We also found that self-compassion also moderated the relationship between treatment issues and anxiety. Both the current study and previous literature demonstrate the impact of CF treatment burden upon psychological well-being (Sawicki & Goss, 2015). Self-compassionate people recognise that experiencing life difficulties is inevitable and accept this reality with self-kindness rather than self-judgement when confronted with painful experiences (Neff, 2003a). Thus, self-compassion may be an important resource for adults with CF when experiencing challenging periods in life (for example, during a health or lung function decline which can exacerbate treatment issues). Treatment regimens form a significant part of daily life for people with CF (Knudsen et al., 2016). Focussing on increasing levels of self-compassion with mindful self-compassion training could reduce the psychological impact of changes in health-related quality of life.

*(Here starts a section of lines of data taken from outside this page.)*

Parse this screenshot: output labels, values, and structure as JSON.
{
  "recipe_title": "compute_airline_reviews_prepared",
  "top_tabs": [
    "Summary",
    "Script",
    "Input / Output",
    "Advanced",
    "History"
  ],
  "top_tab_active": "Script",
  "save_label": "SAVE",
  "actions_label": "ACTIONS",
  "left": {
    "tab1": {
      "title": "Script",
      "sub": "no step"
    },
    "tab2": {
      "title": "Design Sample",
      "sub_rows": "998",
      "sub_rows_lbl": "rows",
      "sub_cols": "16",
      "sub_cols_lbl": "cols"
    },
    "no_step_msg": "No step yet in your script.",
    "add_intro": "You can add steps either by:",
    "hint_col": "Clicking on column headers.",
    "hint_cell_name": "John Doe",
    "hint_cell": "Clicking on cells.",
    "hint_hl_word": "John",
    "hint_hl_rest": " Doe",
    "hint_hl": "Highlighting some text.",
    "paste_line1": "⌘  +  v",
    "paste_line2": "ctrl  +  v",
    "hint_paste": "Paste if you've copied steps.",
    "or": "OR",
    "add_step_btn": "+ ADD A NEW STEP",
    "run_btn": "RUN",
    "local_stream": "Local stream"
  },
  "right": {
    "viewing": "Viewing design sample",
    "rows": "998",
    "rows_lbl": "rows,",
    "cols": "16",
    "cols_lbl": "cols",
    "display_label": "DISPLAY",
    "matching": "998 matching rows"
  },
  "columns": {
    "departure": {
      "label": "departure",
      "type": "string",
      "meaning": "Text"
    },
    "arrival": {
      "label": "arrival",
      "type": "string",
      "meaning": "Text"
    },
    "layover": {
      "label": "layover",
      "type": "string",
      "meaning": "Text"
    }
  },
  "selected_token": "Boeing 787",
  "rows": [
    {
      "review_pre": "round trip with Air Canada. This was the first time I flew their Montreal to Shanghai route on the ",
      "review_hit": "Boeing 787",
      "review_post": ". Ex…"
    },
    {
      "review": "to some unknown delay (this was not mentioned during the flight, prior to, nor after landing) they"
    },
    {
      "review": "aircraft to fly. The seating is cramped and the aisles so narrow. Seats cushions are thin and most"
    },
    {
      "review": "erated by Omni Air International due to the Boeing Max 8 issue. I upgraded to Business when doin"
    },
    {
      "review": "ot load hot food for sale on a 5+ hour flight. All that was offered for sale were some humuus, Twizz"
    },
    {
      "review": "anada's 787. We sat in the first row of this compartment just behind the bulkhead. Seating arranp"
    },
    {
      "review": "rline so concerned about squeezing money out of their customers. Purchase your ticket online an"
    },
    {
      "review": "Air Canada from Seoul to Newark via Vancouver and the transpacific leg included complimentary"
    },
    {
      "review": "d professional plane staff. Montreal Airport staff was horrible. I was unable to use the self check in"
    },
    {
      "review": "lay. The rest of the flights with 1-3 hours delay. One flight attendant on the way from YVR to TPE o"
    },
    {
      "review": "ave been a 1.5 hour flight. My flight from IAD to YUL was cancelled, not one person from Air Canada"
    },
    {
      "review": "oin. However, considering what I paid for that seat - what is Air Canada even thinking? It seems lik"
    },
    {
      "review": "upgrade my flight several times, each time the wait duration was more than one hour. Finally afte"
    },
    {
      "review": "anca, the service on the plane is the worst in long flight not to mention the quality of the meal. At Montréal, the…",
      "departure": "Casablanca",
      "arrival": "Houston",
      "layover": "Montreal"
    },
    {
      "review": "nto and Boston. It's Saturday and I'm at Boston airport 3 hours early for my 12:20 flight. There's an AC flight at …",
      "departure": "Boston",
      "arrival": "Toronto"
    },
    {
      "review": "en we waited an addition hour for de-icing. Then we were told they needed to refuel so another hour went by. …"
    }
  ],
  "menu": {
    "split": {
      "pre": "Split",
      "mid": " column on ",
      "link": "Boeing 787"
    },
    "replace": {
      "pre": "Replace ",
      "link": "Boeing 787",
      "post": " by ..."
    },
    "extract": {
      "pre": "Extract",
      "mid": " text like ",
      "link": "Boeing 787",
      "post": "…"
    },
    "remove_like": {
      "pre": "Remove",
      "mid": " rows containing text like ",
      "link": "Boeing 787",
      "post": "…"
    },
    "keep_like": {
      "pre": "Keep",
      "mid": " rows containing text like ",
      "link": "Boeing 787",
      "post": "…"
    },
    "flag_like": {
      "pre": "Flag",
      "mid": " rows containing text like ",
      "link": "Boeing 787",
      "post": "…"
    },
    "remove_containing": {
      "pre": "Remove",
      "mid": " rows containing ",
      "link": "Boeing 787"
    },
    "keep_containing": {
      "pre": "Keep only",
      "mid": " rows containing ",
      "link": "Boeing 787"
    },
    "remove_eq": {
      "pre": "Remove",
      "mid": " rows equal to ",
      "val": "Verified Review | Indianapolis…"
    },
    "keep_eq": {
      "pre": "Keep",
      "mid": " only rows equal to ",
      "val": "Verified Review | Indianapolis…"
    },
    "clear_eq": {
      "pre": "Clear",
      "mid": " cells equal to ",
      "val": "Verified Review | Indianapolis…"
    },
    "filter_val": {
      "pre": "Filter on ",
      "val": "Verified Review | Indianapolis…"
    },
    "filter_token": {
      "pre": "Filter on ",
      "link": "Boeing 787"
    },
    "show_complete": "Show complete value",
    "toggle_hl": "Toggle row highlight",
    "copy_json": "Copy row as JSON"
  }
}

Limitations and Future Research

We identified three limitations within this study. The first limitation is that the study did not account for whether or not individuals had ever engaged in any self-compassion or mindfulness-based interventions. The second limitation involved a lack of control for mental health diagnosis and medication use. Addressing these two limitations would have allowed for stronger conclusions to be drawn. Thirdly, the study presents cross-sectional data which, while a necessary first step in identifying relationships between the variables, makes it difficult for causal associations to be interpreted. Future research should therefore explore the effects of self-compassion on quality of life and mental health in adults with CF through psychological interventions which draw upon self-compassion and mindfulness-based concepts. Given the physical respiratory difficulties faced by individuals with CF, researchers should consider the type of intervention administered to facilitate the needs of this population. For example, practises that rely heavily upon focussed breathing may prove particularly difficult for individuals with CF.

Conclusion

We found that quality of life, negative emotional states, self-compassion, and self-criticism were all significantly associated, and that self-compassion and self-criticism moderate the relationship between negative emotional states subscales and five quality of life subscales. Understanding the elements of self-compassion and mindfulness in adults with CF may be useful in developing future interventions that will continue to support the psychological and physical health needs of this population. The current findings suggest that psychological interventions which increase self-compassion could be beneficial for enhancing better mental health and quality of life for adults with CF.